Despite a marked expansion in its breeding range over the past four decades, you still have to travel a fair distance west if you want to see a raven. This, the largest of our crows, is an impressive bird with a long history within literature and oral tradition. Seen by many as a bird of ill omen, a scavenger of ancient battlefields and a predator of lambs, the raven has been persecuted over many generations. Now that such persecution has (by and large) ceased, the species has been able to recolonise former haunts and push back into the lowlands of southern Britain from which it has long been absent. Raven sightings are reported from Norfolk from time to time, more so in the winter when wandering birds may stray from their core breeding range, but it has not bred in the county since 1859.

The weekend before last found me in Wales and watching a family group of ravens at close quarters. The birds had reared their young on a sea cliff and were now exploring the rest of their island home. It was only when three of these magnificent birds were in the air together, flying alongside a pair of carrion crows, that the raven’s formidable size was really brought home. With a wingspan in the region of 120 cm, the raven is similar in size to a common buzzard, dwarfing the smaller and more familiar carrion crow.

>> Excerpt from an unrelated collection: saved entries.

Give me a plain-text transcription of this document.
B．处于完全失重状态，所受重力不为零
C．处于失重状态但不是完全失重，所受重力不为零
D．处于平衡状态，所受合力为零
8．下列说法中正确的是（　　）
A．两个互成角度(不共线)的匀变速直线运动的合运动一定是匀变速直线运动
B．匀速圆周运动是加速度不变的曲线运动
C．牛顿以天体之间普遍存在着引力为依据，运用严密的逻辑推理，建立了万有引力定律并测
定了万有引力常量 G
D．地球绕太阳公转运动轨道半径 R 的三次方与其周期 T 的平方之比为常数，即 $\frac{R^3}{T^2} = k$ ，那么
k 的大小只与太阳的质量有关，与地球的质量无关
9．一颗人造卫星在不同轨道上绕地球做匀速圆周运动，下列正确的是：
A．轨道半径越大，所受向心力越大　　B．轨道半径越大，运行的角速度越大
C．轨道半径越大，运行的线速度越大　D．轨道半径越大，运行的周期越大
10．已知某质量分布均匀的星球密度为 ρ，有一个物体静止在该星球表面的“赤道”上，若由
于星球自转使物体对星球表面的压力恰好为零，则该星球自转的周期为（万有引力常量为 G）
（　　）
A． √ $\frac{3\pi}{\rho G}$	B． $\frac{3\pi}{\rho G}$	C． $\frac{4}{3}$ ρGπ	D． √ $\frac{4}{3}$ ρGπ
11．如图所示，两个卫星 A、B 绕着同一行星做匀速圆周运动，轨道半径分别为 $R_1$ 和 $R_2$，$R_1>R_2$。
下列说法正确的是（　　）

While I have seen the return of breeding ravens to my childhood haunts of the Hampshire/West Sussex borderlands, I fear that it will still be many years before I see them breeding again in Norfolk. Norfolk will, I suspect, be the last English county to see breeding ravens and they are unlikely to occur here at anything like the densities seen in western Britain. When they do return, they may follow the example of the returning peregrines and take to nesting on some of our taller spires and other man-made structures. Perhaps they may even breed on some of the towers and spires they last used two hundred years or more ago. I for one would welcome their return and I look forward to hearing their croaking calls and seeing them stand sentinel over Norwich.